Pam Kueber, the midcentury design expert behind the blog Retro Renovation, is 55, and she sees the Petersiks’ escalating stress levels and unhappiness simply as evidence of the latter: A passion turns into a hobby, which becomes a full-time career. “And in some predictable period of time, it consumes your life and sucks the joy out if it,” said Ms. Kueber, finishing the arc. “That last part of the Shakespearean tragedy is what you have to be mindful of not letting happen.”

A tricky thing to avoid as a full-time blogger, considering that the Internet never sleeps, readers want fresh content daily and new social media platforms must be mastered and added to the already demanding workload. Add to that the economic challenges of blogging full time. As Grace Bonney of Design Sponge lamented earlier this year in a “State of the Blog Union,” advertising rates have dropped significantly because advertisers are flooded with options.

To earn money, many bloggers have had to embrace sponsored content, breeding distrust among readers. Several Young House Love readers, for instance, thought the giveaways were product placements in disguise, even though the Petersiks maintained they weren’t compensated for doing them.

“If readers begin to suspect that your content is heavy on product placement, if they see excessive amounts of sponsored posts, you risk losing what’s most important, which is trust and authenticity,” said Ms. Kueber, who still relies largely on banner ads and has so far done only two sponsored posts.

And blogs that focus on the home come with their own particular set of challenges.
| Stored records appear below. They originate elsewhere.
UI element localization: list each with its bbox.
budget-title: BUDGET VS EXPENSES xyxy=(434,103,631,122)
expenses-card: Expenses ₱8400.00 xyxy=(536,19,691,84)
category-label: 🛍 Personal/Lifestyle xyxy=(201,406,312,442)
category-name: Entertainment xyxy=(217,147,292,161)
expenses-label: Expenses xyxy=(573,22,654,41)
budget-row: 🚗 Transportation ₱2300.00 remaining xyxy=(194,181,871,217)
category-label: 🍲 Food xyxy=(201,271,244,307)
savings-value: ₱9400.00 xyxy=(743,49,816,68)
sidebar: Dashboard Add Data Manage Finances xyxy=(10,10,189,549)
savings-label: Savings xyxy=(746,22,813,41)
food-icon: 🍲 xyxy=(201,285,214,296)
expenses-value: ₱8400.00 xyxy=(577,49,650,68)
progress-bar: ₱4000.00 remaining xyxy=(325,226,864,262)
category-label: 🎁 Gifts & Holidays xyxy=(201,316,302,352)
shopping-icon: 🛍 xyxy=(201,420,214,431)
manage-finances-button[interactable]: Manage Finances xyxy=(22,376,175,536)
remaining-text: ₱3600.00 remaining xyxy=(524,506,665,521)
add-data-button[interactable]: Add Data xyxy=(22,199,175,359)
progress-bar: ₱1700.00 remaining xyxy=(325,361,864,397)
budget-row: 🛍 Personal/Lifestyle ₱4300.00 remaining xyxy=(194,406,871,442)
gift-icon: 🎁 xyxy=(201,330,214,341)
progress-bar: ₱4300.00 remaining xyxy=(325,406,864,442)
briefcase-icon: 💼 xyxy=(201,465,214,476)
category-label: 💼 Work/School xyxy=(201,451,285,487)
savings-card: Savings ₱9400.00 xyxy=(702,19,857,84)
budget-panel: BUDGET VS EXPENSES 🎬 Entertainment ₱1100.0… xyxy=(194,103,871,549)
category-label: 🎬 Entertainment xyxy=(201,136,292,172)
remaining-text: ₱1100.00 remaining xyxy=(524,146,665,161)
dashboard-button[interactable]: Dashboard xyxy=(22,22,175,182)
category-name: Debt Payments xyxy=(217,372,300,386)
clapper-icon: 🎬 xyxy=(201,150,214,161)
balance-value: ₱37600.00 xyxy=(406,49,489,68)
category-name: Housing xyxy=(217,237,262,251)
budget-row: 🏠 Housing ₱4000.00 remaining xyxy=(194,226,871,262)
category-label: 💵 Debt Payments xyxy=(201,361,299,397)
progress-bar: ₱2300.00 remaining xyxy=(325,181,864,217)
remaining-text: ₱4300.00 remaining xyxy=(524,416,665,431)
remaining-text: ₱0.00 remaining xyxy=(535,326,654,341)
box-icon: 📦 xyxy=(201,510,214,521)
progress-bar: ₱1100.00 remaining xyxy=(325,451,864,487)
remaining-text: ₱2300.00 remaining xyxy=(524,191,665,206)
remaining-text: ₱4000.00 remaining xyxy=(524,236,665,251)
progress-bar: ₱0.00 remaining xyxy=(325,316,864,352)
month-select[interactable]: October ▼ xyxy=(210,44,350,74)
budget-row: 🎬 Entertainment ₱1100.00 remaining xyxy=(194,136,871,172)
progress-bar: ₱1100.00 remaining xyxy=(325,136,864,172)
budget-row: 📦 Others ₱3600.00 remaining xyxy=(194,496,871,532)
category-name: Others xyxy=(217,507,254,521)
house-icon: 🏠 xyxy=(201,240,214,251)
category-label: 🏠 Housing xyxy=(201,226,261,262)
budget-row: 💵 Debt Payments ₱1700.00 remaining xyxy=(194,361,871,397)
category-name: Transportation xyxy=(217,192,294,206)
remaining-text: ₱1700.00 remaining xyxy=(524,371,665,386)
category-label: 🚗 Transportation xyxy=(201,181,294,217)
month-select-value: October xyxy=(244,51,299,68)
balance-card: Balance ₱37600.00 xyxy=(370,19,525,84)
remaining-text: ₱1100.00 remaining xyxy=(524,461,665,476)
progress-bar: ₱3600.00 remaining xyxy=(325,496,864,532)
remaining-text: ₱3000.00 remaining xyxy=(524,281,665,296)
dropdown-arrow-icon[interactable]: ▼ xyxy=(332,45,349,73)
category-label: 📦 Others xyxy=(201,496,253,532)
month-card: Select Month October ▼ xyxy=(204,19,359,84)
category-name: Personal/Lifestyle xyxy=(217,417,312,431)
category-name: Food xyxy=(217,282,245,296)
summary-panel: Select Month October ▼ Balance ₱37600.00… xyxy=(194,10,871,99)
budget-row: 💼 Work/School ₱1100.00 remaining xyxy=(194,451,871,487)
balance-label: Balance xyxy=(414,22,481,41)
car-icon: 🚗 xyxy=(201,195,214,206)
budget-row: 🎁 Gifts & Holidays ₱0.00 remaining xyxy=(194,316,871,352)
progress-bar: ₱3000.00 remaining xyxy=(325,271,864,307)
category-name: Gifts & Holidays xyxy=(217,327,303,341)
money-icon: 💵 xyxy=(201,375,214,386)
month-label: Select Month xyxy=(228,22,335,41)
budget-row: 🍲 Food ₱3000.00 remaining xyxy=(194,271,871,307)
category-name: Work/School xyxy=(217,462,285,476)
Unlike a personal style blog, in which generating new content can be as simple as getting dressed in the morning, producing a decorating or D.I.Y. blog involves considerable time, expense and domestic upheaval. (...)

The Petersiks were early adopters of the blog format and hardly could have anticipated the success and opportunities that would result from telling strangers about redoing the dreary den of their starter home. But from the outset, the couple forged an intimate bond with their audience that went beyond fix-it projects. When they staged their D.I.Y. wedding in the backyard in 2007, they posted an album’s worth of photos, complete with a cost breakdown (cupcakes and s’mores: $125). And when Ms. Petersik had life-threatening complications during the birth of their first child, she shared the emotional story online.

The couple also worked tirelessly. Barely had they finished one total home redo when they bought another fixer-upper and then a third, as if they were trapped on a house-jumping hamster wheel by the need to generate blog content. Last November, the couple posted a to-do list for their latest home, a stately brick four-bedroom with a showcase lawn. If you print the list, it runs to 20 pages. You could exhaust yourself just reading it.

Erin Loechner, who publishes the blog Design for Mankind, said that professional bloggers like herself take on very demanding, self-imposed workloads. “I think there’s a fear that if we post less, our readers will find that content elsewhere,” she said. And yet many bloggers don’t want to complain for fear of sounding whiny or ungrateful.